Since she lost Kelsey, when she was only thirty-two, the man in her life has been Elvis. Not his ghost, but the history and the myth of him.

She has every song the King ever recorded, and she has acquired encyclopedic knowledge of his life. Terri's interest in all things Presley preceded my revelation to her that his spirit inexplicably haunts our obscure town.

Perhaps as a defense against giving herself to another living man after Kelsey, to whom she has pledged her heart far beyond the requirement of their wedding vows, Terri loves Elvis. She loves not just his music and his fame, not merely the idea of him; she loves Elvis the man.

Although his virtues were many, they were outnumbered by his faults, frailties, and shortcomings. She knows that he was self-centered, especially after the early death of his beloved mother, that he found it difficult to trust anyone, that in some ways he remained an adolescent all his life. She knows how, in his later years, he escaped into addictions that spawned in him a meanness and a paranoia that were against his nature.

She is aware of all this and loves him nonetheless. She loves him for his struggle to achieve, for the passion that he brought to his music, for his devotion to his mother.

She loves him for his uncommon generosity even if there were times when he dangled it like a lure or wielded it like a club. She loves him for his faith, although he so often failed to follow its instructions.

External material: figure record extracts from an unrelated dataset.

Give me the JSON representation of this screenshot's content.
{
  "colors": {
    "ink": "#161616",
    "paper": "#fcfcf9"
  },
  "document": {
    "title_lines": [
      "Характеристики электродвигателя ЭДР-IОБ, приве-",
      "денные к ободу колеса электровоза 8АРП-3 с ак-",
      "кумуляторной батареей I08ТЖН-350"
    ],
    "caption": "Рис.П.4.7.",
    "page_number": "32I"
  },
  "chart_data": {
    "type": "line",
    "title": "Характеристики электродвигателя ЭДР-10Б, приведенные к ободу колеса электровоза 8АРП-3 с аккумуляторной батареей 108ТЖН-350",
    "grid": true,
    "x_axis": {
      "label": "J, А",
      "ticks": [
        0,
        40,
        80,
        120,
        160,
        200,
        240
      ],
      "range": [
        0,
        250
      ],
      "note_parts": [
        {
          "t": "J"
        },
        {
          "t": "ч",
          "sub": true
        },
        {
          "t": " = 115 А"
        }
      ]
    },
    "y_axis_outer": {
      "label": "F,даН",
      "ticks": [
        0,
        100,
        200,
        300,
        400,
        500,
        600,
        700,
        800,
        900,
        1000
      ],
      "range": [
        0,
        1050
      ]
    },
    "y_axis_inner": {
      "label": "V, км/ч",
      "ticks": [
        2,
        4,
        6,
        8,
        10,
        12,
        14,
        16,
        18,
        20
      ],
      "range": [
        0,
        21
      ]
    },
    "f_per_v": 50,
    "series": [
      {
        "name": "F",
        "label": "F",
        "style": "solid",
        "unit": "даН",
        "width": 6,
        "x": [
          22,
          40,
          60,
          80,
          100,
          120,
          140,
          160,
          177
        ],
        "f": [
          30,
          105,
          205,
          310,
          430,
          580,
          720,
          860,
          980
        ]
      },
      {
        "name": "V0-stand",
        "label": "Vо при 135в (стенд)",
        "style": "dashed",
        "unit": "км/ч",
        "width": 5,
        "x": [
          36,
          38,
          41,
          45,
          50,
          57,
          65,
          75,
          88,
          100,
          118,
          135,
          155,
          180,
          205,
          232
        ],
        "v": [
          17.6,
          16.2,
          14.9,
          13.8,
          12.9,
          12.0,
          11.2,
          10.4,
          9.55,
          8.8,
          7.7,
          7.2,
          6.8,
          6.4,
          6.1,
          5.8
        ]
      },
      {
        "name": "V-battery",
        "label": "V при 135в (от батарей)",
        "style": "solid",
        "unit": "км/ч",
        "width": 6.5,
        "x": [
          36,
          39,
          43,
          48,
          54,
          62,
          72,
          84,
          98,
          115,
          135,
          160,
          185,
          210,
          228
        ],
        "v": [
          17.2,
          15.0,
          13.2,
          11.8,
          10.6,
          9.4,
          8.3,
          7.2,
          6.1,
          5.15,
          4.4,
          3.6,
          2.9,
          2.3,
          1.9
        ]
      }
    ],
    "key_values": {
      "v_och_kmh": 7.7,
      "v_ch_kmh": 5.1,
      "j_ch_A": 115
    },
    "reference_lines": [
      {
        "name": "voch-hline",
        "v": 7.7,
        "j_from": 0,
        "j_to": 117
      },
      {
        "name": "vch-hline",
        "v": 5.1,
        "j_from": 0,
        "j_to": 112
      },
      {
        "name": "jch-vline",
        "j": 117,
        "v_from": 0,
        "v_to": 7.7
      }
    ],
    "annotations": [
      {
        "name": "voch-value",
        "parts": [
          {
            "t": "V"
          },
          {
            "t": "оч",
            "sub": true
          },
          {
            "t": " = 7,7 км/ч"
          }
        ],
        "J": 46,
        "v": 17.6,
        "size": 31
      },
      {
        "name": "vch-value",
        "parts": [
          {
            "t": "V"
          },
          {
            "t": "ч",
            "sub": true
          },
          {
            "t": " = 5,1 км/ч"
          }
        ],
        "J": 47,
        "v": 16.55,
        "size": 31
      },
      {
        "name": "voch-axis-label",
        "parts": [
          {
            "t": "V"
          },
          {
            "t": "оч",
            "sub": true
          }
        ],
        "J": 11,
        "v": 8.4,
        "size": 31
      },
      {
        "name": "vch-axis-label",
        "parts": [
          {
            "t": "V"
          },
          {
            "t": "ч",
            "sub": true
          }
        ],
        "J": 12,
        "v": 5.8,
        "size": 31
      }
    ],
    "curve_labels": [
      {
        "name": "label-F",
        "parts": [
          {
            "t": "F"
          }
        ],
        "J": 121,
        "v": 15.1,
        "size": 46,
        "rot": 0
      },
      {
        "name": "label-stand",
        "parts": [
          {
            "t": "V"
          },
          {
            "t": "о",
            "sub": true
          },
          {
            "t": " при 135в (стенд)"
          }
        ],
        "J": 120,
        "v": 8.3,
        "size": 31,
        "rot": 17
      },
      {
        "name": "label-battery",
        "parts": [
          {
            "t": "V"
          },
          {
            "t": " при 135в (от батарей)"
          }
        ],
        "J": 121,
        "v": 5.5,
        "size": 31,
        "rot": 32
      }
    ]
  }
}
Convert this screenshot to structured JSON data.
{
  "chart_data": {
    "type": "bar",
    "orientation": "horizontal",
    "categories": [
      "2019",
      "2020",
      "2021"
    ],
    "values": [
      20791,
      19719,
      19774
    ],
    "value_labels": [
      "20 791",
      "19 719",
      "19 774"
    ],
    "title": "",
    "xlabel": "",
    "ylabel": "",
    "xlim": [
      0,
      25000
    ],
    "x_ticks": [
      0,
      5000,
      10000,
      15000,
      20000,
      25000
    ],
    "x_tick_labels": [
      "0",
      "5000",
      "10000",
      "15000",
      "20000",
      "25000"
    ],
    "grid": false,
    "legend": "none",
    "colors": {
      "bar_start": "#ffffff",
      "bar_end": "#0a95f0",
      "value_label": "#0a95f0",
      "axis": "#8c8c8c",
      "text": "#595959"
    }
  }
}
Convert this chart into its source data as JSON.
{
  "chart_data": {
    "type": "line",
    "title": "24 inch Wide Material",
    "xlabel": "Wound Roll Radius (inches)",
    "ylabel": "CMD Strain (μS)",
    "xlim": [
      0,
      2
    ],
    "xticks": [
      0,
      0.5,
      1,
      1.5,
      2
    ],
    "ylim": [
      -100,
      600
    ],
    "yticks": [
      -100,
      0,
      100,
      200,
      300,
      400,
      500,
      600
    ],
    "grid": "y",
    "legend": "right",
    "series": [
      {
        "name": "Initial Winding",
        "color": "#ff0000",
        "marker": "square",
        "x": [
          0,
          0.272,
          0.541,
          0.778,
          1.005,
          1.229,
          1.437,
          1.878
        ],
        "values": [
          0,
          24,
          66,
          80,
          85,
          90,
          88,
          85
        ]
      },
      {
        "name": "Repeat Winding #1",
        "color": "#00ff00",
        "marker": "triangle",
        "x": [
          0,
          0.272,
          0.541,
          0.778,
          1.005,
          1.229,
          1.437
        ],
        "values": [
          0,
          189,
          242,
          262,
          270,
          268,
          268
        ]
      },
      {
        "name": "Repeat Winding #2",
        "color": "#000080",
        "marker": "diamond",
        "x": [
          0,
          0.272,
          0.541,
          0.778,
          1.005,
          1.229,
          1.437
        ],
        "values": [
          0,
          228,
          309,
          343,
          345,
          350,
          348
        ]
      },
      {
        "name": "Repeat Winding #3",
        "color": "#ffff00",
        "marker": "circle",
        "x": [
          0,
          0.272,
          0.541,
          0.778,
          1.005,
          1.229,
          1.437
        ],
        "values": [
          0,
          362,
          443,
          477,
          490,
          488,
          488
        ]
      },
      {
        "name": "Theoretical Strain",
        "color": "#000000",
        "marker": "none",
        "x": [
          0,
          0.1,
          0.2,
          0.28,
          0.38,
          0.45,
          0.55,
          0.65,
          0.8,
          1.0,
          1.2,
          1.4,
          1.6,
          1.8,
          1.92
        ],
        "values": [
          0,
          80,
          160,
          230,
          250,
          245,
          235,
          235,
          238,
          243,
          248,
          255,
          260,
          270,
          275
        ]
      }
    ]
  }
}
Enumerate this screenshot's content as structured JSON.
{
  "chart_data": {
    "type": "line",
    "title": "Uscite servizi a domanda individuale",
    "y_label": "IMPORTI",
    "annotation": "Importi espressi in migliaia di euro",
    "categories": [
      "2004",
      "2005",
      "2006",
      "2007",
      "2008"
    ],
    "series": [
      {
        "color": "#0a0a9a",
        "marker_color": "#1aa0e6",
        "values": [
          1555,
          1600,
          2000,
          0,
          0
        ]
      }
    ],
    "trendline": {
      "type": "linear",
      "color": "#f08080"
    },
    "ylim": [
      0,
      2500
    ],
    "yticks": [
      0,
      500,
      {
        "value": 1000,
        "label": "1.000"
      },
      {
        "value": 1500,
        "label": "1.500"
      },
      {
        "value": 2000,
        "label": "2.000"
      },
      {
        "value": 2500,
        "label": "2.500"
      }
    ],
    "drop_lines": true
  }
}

She loves him because in his later years he remained humble enough to recognize how little of his promise he had fulfilled, because he knew regret and remorse. He never found the courage for true contrition, though he yearned to achieve it and the rebirth that would have followed it.

Loving is as essential to Terri Stambaugh as constant swimming is essential to the shark. This is an infelicitous analogy, but an accurate one. If a shark stops moving, it drowns; for survival, it requires uninterrupted movement. Terri must love or die.

Her friends know she would sacrifice herself for them, so deeply does she commit. She loves not just a burnished memory of her husband but loves who he truly was, the rough edges and the smooth. Likewise, she loves the potentiality and the reality of each friend.

I climbed the stairs, pressed the bell, and when she opened the door, she said at once, as she drew me across the threshold, 'What can I do, Oddie, what do you need, what are you getting yourself into this time?'

When I was sixteen and desperate to escape from the psychotic kingdom that was my mother's home, Terri gave me a job, a chance, a life. She is still giving. She is my boss, my friend, the sister I never had.

After we embraced, we sat eater-corner at the kitchen table, holding hands on the red-and-white-checkered oilcloth. Her hands are strong and worn by work, and beautiful.